Towards negotiating space/place in postcolonialdiasporic discourses: a study of isidore okpewho’s the victims and buchi emecheta’s second class citizens
International Journal of Development Research
Towards negotiating space/place in postcolonialdiasporic discourses: a study of isidore okpewho’s the victims and buchi emecheta’s second class citizens
Received 14th January, 2025; Received in revised form 20th February, 2025; Accepted 25th March, 2025; Published online 28th April, 2025
Copyright©2025, Irene Akumbu Wibedimbom. This is an open access article distributed under the Creative Commons Attribution License, which permits unrestricted use, distribution, and reproduction in any medium, provided the original work is properly cited.

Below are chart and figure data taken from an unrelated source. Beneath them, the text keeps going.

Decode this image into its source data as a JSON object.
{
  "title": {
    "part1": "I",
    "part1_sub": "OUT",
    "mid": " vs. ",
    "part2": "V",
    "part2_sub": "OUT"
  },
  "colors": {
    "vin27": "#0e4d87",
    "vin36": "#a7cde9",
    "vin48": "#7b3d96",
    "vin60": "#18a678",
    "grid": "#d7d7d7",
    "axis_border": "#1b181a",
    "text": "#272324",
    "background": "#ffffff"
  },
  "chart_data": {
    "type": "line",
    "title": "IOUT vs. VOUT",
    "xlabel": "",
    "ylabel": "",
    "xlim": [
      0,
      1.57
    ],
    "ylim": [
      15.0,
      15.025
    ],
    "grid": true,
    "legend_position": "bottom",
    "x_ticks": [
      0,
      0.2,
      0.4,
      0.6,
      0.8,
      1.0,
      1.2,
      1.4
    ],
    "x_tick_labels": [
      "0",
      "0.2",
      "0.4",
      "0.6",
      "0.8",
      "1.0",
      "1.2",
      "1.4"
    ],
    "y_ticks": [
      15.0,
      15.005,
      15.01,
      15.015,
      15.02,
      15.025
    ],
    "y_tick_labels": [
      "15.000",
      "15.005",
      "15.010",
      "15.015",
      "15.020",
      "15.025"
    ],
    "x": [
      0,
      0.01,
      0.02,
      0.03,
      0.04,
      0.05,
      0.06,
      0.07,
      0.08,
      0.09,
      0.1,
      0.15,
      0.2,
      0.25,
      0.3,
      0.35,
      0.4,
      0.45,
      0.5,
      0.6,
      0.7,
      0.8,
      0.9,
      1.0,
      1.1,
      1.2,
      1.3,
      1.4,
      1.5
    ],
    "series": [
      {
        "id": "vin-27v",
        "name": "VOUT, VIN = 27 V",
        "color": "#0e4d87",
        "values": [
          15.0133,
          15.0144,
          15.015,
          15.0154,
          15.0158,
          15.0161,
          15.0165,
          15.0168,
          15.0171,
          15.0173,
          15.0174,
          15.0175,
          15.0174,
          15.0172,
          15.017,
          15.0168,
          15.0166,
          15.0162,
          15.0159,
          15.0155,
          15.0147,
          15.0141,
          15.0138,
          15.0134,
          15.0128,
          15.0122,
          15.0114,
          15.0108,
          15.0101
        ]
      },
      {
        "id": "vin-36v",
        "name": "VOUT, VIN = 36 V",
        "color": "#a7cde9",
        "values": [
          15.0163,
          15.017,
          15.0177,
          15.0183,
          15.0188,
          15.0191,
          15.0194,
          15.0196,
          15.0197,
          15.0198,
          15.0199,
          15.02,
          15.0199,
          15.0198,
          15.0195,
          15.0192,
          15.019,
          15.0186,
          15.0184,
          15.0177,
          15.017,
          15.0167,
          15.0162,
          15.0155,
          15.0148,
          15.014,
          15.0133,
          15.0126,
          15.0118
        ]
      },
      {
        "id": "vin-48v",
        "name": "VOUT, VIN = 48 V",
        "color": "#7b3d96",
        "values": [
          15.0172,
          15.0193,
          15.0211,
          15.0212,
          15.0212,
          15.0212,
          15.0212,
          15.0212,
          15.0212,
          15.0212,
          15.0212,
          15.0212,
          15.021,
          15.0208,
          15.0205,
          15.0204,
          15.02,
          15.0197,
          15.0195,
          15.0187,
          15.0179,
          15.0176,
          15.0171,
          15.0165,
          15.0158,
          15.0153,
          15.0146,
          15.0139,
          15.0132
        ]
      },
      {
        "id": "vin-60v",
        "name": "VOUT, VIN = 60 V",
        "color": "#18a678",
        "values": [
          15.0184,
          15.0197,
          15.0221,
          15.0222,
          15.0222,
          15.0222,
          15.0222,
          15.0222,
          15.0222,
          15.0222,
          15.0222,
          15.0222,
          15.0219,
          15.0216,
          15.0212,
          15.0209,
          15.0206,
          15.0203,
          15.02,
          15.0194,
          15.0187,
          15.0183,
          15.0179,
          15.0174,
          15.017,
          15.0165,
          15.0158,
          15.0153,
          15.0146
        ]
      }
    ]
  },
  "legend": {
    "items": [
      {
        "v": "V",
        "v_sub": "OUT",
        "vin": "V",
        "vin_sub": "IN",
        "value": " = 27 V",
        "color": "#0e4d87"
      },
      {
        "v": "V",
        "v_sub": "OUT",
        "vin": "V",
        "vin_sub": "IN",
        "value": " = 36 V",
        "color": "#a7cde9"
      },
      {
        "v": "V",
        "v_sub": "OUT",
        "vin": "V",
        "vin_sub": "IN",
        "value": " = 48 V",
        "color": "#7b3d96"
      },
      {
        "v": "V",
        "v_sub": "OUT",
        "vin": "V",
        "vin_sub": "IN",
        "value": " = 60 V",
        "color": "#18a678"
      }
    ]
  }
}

In this article, we examine the root causes for which the African postcolonial subjects undertake the transnational or external dislocation, determining whether the massive flow of Africans from home to the metropolitan center actually fulfilled their dream. The socio-political, economic and cultural conditions of the displaced postcolonial subjects in their transnational space and their responses to the realities of this space are zoomed in by a postcolonial reading of Isidore Okpewho’s The Victims and Buchi Emecheta’s Second-Class Citizen. The coast-to-coast dislocation phenomenon in postcolonial Africa and the ordeal encountered by postcolonial African people in their struggle to adapt themselves with these transnational spaces are examined. The intricacies accompanying the postcolonial immigrants in their host countries, the reactions of their hosts and the strategies of the immigrants constitute the research problem not only of their daily interactions with the different people and structures, but in the transnational political space. Employing the theoretical paradigm of postcolonial theory, this work hypotheses that Isidore Okpewho’s The Victims, and Buchi Emecheta’s Second Class Citizen are postcolonial narratives that discuss the complexities of transnational displacements and migrations on the existential conditions of the postcolonial subject, and that, Okpewho and Emecheta do not consider transcontinental movement of postcolonial African subjects a really helpful alleviation of their problems. Rather, the two focal authors see the movement of these postcolonial African subjects from the periphery to the metropolitan centre as creating new challenges for the migrants. The narratives, therefore, postulate with the use of characterisation, thematic manipulation, plot development, setting and style to demonstrate that postcolonial subjects should remain in their original space and make it better for their existential habitation.